An engagement strategy doesn’t always get to the heart of the problem
Employee engagement is a “must have” leadership skill. I have worked with many leaders who have made great efforts to put in place a culture which gets the best out of people. Even with the best engagement strategy in place, their efforts simply weren’t enough. Indeed many organisations invest much time and resource into their engagement strategy.
In my experience, there were times, even when a company is doing well, a constant thread of discontent existed across the team. Mostly I put this down to human nature. There are positive people and negative people. I even found times when the team and organisational results were high. When leaders were celebrating their successes, employee engagement indicators were low. There wasn’t a corresponding “high” in the way employees were buying in or not to the success of the business. In one scenario, an organisation won accolades for leadership excellence when the engagement index for staff was actually sweeping the bottom of the industry league tables. Obviously, the criteria for leadership excellence were missing some vital ingredients in engaging and enthusing their people.
I’ve found there are three common problems. If these are not tackled and given focus and attention, they will leave the best-intentioned leaders scratching their heads. Even if they have made great efforts to implement an engagement strategy. At first glance, most leaders and managers would probably deny these problems are alive and well in their workplace. Denial can stem from a lack of perspective, given their proximity to the problem.
These three problems, if not tackled, can sabotage any engagement strategy and motivate people:
Lack of Drive to Excel
This syndrome often occurs when organisations are getting reasonable results. It’s a little like living with an old and trusted cooker. As long as it’s working and cooking tasty meals, then there’s no need to change. Once it’s broken, you will start looking around to see what’s out there. Then you realise your oven was “in the dark ages” compared to the brilliant new technology available. You realise how much time can be saved with technological advances.
Many organisations are still “cooking on gas”, in their minds, but they haven’t caught on to the many brilliant possibilities that exist if they decided to raise their game and invest in something new. In a nutshell, the organisational culture is resistant to operating outside of the established comfort zone, which would have been forced had results been poor or disappointing. Results which were “good enough” didn’t leverage sufficient motivation to change and achieve even better results.
Believing in Average Ability of their Employees
Some 5 years ago, I applied to win a place in a local Academy for my son. In those days, Academies in the UK were few and far between. This particular school was amazing. At that time, results showed it was in the top ten schools in England. The school didn’t have formal feeder schools, so each one of its 190 odd intakes of pupils was by an application. They were and continue to be 2 – 1 oversubscribed.
In my ignorance, I expected the school to favour “bright” children, given its amazing results. What I found, still makes me wonder. The school intake policy includes an obligation to take in pupils from the whole spectrum of “ability” from children who had “special needs” to those who were nearing genius status. The bulk and the majority of children had to be sourced from average to below average results. It worked out at about 70% of the pupils were average achievers when they arrived at the school.

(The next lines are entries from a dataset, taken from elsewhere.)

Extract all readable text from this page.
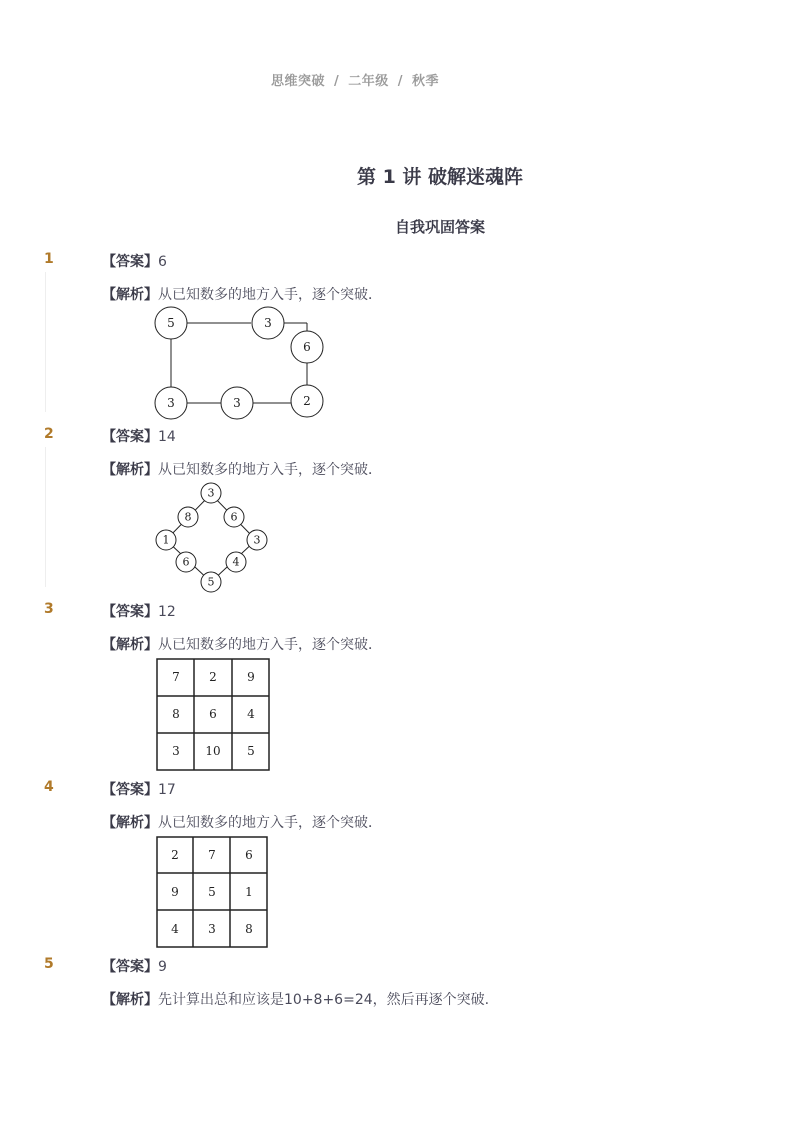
思维突破 / 二年级 / 秋季
第 1 讲 破解迷魂阵
自我巩固答案
1	【答案】6
【解析】从已知数多的地方入手，逐个突破．
5	3
6
3	3	2
2	【答案】14
【解析】从已知数多的地方入手，逐个突破．
3
8	6
1	3
6	4
5
3	【答案】12
【解析】从已知数多的地方入手，逐个突破．
7 2	9
8 6	4
3 10 5
4	【答案】17
【解析】从已知数多的地方入手，逐个突破．
2 7 6
9 5 1
4 3 8
5	【答案】9
【解析】先计算出总和应该是10+8+6=24，然后再逐个突破.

When the head was asked about how they managed to get such amazing results given the mix of abilities, he told the silent parents that unlike other schools, they truly believed that everyone was capable of excelling and so from that believe they got the best out of the vast majority of their pupils.

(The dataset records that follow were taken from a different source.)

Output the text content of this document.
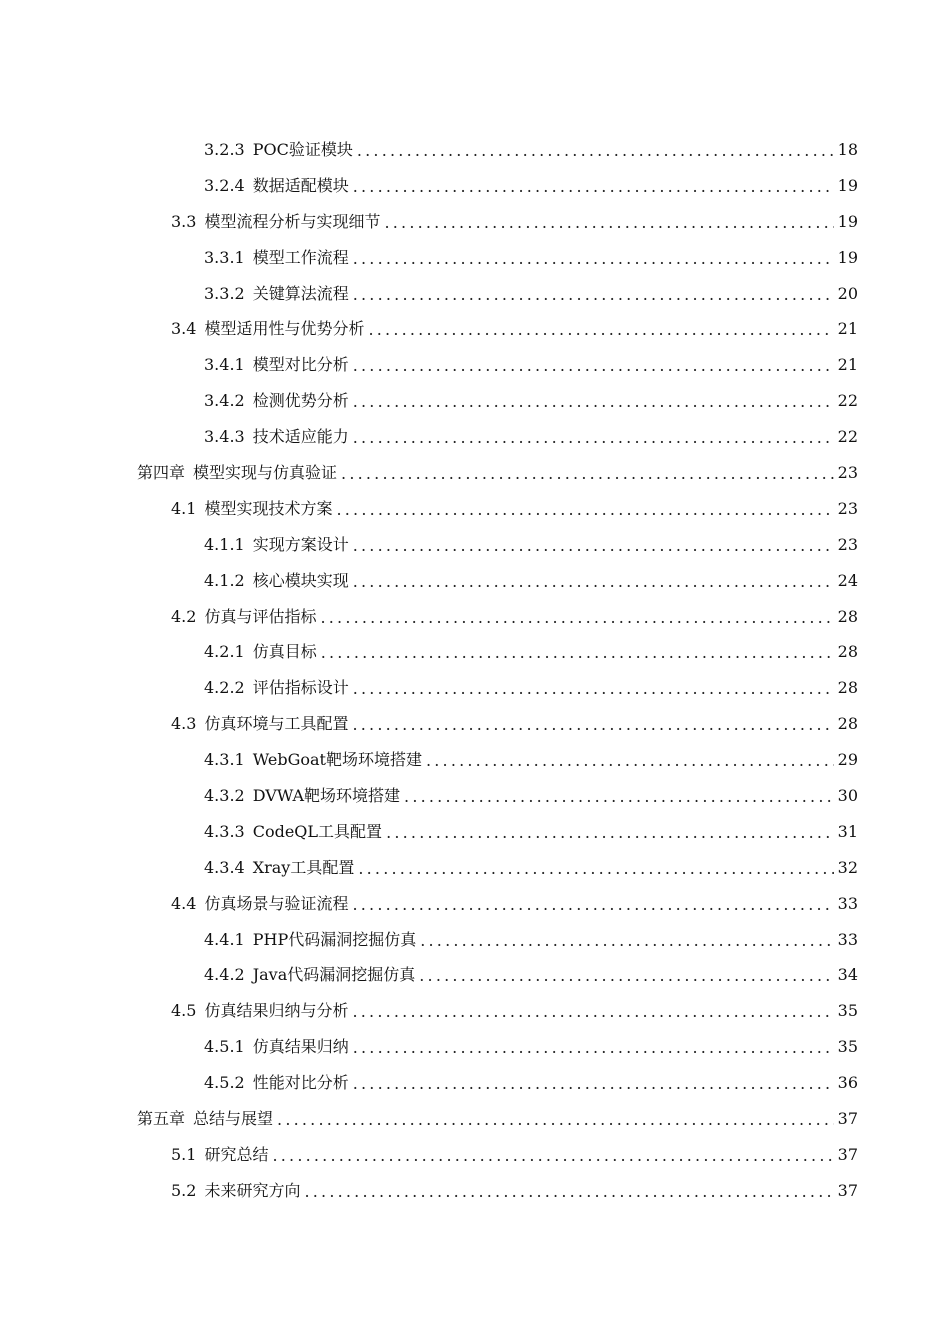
3.2.3 POC验证模块 .....	18
3.2.4 数据适配模块 .....	19
3.3 模型流程分析与实现细节 .....	19
3.3.1 模型工作流程 .....	19
3.3.2 关键算法流程 .....	20
3.4 模型适用性与优势分析 .....	21
3.4.1 模型对比分析 .....	21
3.4.2 检测优势分析 .....	22
3.4.3 技术适应能力 .....	22
第四章 模型实现与仿真验证 .....	23
4.1 模型实现技术方案 .....	23
4.1.1 实现方案设计 .....	23
4.1.2 核心模块实现 .....	24
4.2 仿真与评估指标 .....	28
4.2.1 仿真目标 .....	28
4.2.2 评估指标设计 .....	28
4.3 仿真环境与工具配置 .....	28
4.3.1 WebGoat靶场环境搭建 .....	29
4.3.2 DVWA靶场环境搭建 .....	30
4.3.3 CodeQL工具配置 .....	31
4.3.4 Xray工具配置 .....	32
4.4 仿真场景与验证流程 .....	33
4.4.1 PHP代码漏洞挖掘仿真 .....	33
4.4.2 Java代码漏洞挖掘仿真 .....	34
4.5 仿真结果归纳与分析 .....	35
4.5.1 仿真结果归纳 .....	35
4.5.2 性能对比分析 .....	36
第五章 总结与展望 .....	37
5.1 研究总结 .....	37
5.2 未来研究方向 .....	37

What I have seen in many organisations is a similar syndrome to that which most schools suffer, unlike the Academy. The general belief in the average ability of a large percentage of their employees which resulted in a self-fulfilling prophecy, i.e. they produced average results in the main.
Lack of Internal Customer Service
I have seen many organisations have great outcome related external customer service policies, and strategies. They have plans to engage people with the organisational “big picture”, “mission” and they hold focus groups and ask people constantly how they can make things better, but they continue to ignore the internal relationships between peers, teams and departments.

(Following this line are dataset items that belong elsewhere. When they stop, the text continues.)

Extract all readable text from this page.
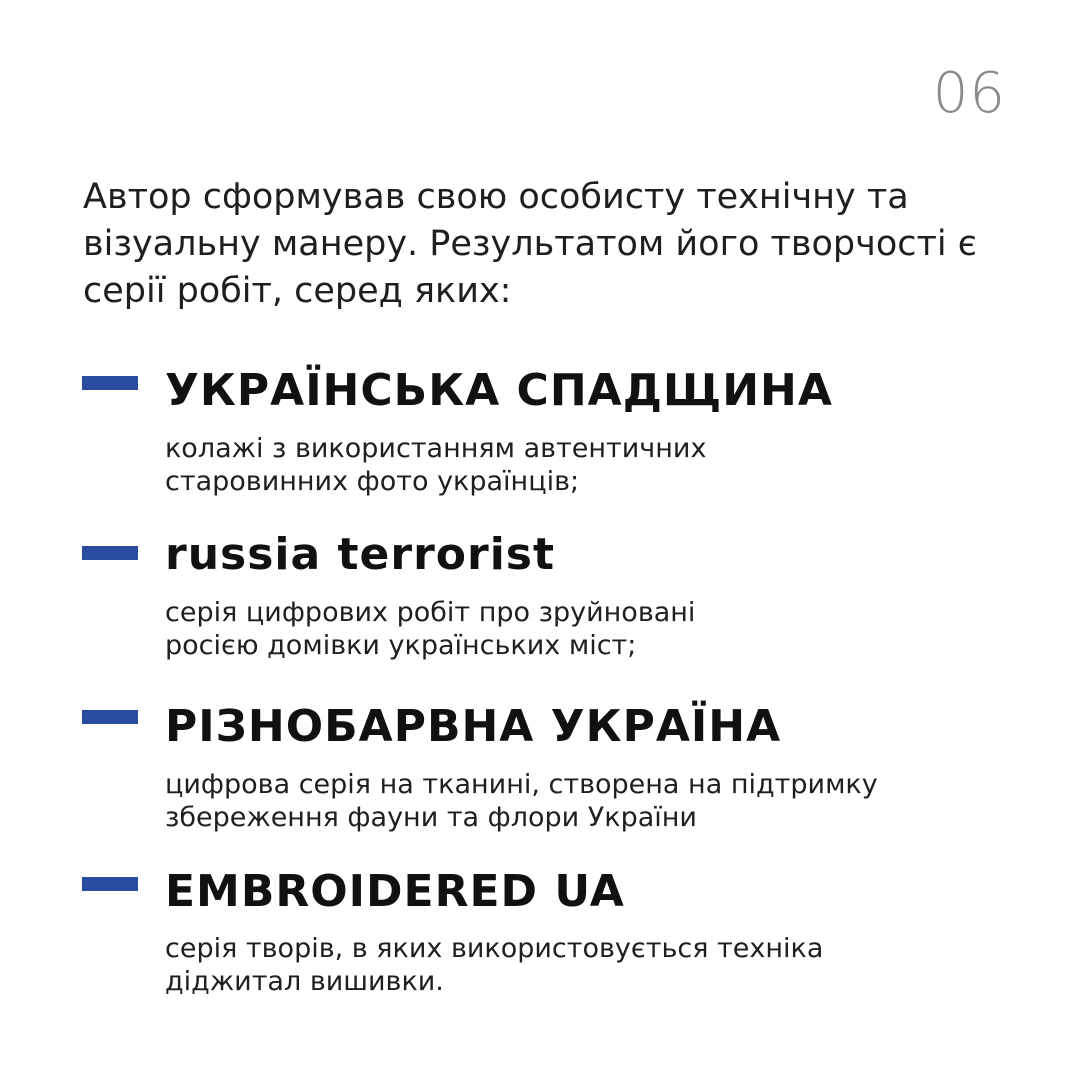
06

Автор сформував свою особисту технічну та візуальну манеру. Результатом його творчості є серії робіт, серед яких:

УКРАЇНСЬКА СПАДЩИНА

колажі з використанням автентичних
старовинних фото українців;

russia terrorist

серія цифрових робіт про зруйновані
росією домівки українських міст;

РІЗНОБАРВНА УКРАЇНА

цифрова серія на тканині, створена на підтримку
збереження фауни та флори України

EMBROIDERED UA

серія творів, в яких використовується техніка
діджитал вишивки.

Insufficient attention is paid to internal relationships, contribution ethos, innovation, values and helpfulness within an organisation. This is all about internal customer service. Don’t get me wrong there is nothing wrong with a friendly rivalry between teams if their starting line is that they always act “for the greater good of the organisation”. It doesn’t matter how much effort is put into engaging, planning and rewarding people, if the relationships aren’t designed to “serve” each other as internal customers, excellence is never going to be achieved.
Including some well-needed perspective to lift your team out of their comfort zone, help foster self-belief in your people and get your internal customer service to work brilliantly must be part of your plan if you want to be brilliantly successful.